Mouvements pour un décollage dans les étincelles
Mouvements, premier chapitre de Face aux verrous, est composé d'un long poème entouré par les encres d'Henri Michaux, qui encadrent et séparent ce premier texte des autres. Il est présenté comme suit :
I
Mouvements*
*Ecrits sur des signes représentant des mouvements.

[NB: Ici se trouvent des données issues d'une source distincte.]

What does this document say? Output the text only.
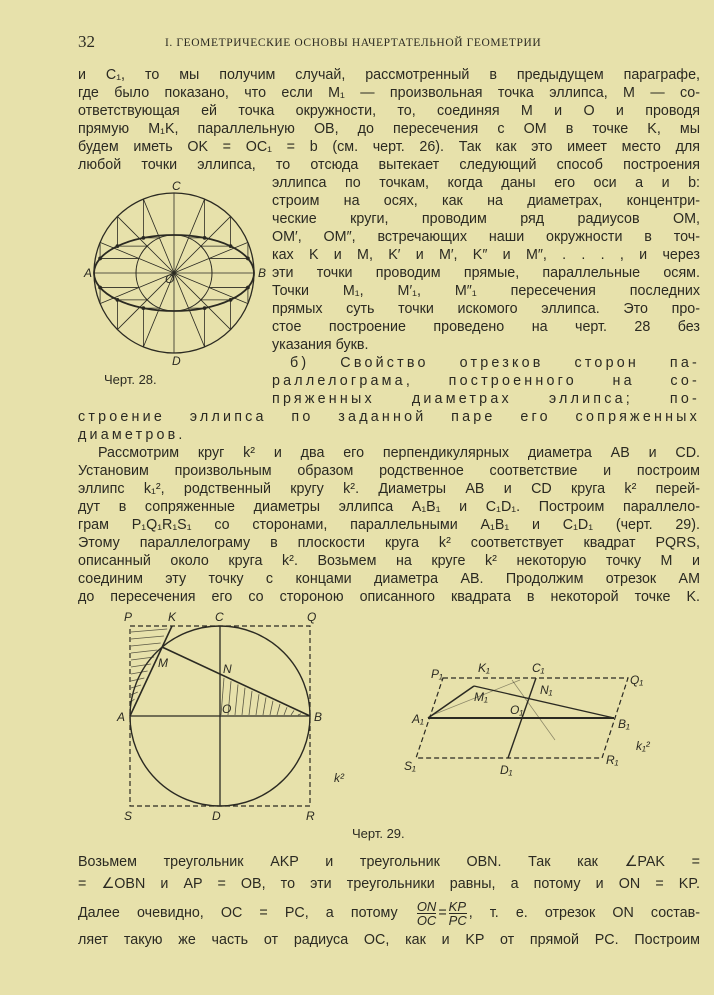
32	I. ГЕОМЕТРИЧЕСКИЕ ОСНОВЫ НАЧЕРТАТЕЛЬНОЙ ГЕОМЕТРИИ
и C₁, то мы получим случай, рассмотренный в предыдущем параграфе,
где было показано, что если M₁ — произвольная точка эллипса, M — со-
ответствующая ей точка окружности, то, соединяя M и O и проводя
прямую M₁K, параллельную OB, до пересечения с OM в точке K, мы
будем иметь OK = OC₁ = b (см. черт. 26). Так как это имеет место для
любой точки эллипса, то отсюда вытекает следующий способ построения
эллипса по точкам, когда даны его оси a и b:
строим на осях, как на диаметрах, концентри-
ческие круги, проводим ряд радиусов OM,
OM′, OM″, встречающих наши окружности в точ-
ках K и M, K′ и M′, K″ и M″, . . . , и через
эти точки проводим прямые, параллельные осям.
Точки M₁, M′₁, M″₁ пересечения последних
прямых суть точки искомого эллипса. Это про-
стое построение проведено на черт. 28 без
указания букв.
б) Свойство отрезков сторон па-
раллелограма, построенного на со-
пряженных диаметрах эллипса; по-
строение эллипса по заданной паре его сопряженных
диаметров.
Рассмотрим круг k² и два его перпендикулярных диаметра AB и CD.
Установим произвольным образом родственное соответствие и построим
эллипс k₁², родственный кругу k². Диаметры AB и CD круга k² перей-
дут в сопряженные диаметры эллипса A₁B₁ и C₁D₁. Построим параллело-
грам P₁Q₁R₁S₁ со сторонами, параллельными A₁B₁ и C₁D₁ (черт. 29).
Этому параллелограму в плоскости круга k² соответствует квадрат PQRS,
описанный около круга k². Возьмем на круге k² некоторую точку M и
соединим эту точку с концами диаметра AB. Продолжим отрезок AM
до пересечения его со стороною описанного квадрата в некоторой точке K.
Черт. 28.
Черт. 29.
Возьмем треугольник AKP и треугольник OBN. Так как ∠PAK =
= ∠OBN и AP = OB, то эти треугольники равны, а потому и ON = KP.
Далее очевидно, OC = PC, а потому $\frac{ON}{OC} = \frac{KP}{PC}$ , т. е. отрезок ON состав-
ляет такую же часть от радиуса OC, как и KP от прямой PC. Построим
C
D
A	B
O
P	K	C	Q
M	N
O
A	B
S	D	R
k²
P₁	K₁	C₁
Q₁
M₁	N₁
O₁
A₁	B₁
S₁	D₁
R₁
k₁²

Pour commencer par considérer le texte, Mouvements est un long poème, un manifeste, à entendre et à recevoir dans cette émotion que le caractère incantatoire des vers rythmés, courts et irréguliers réveille en nous. Il est cette pulsion de vie, ce cri performatif, comme un écho qui renverrait sur lui-même, un retournement de la parole vers l’intériorité du poète qui tente une libération. La parole crée son propre contexte référentiel, et la fonction autotélique du langage ne s’exerce plus à travers l'évocation des éléments du réel ou anecdotiques. La parole devient son propre objet, parler devient agir. Un multiplicité de verbes d’action, et un usage fréquent de phrases nominales contribuent à cette éviction de la mimésis. Ce que Michaux cherche sera le point focal de ce qui habite son œuvre : l'éveil, cet espace hors des geôles carcérales de la pensée et du corps. Moments, son dernier recueil, est le livre de l'apaisement, de la libération, de la paix. Le poète a trouvé l'endroit où tout mouvement a cessé, non pas parce qu'il est immobile, mais parce qu'il regarde le mouvement, ni agi ni agissant, mais énergumène à la vision extérieure, globale et spéculaire.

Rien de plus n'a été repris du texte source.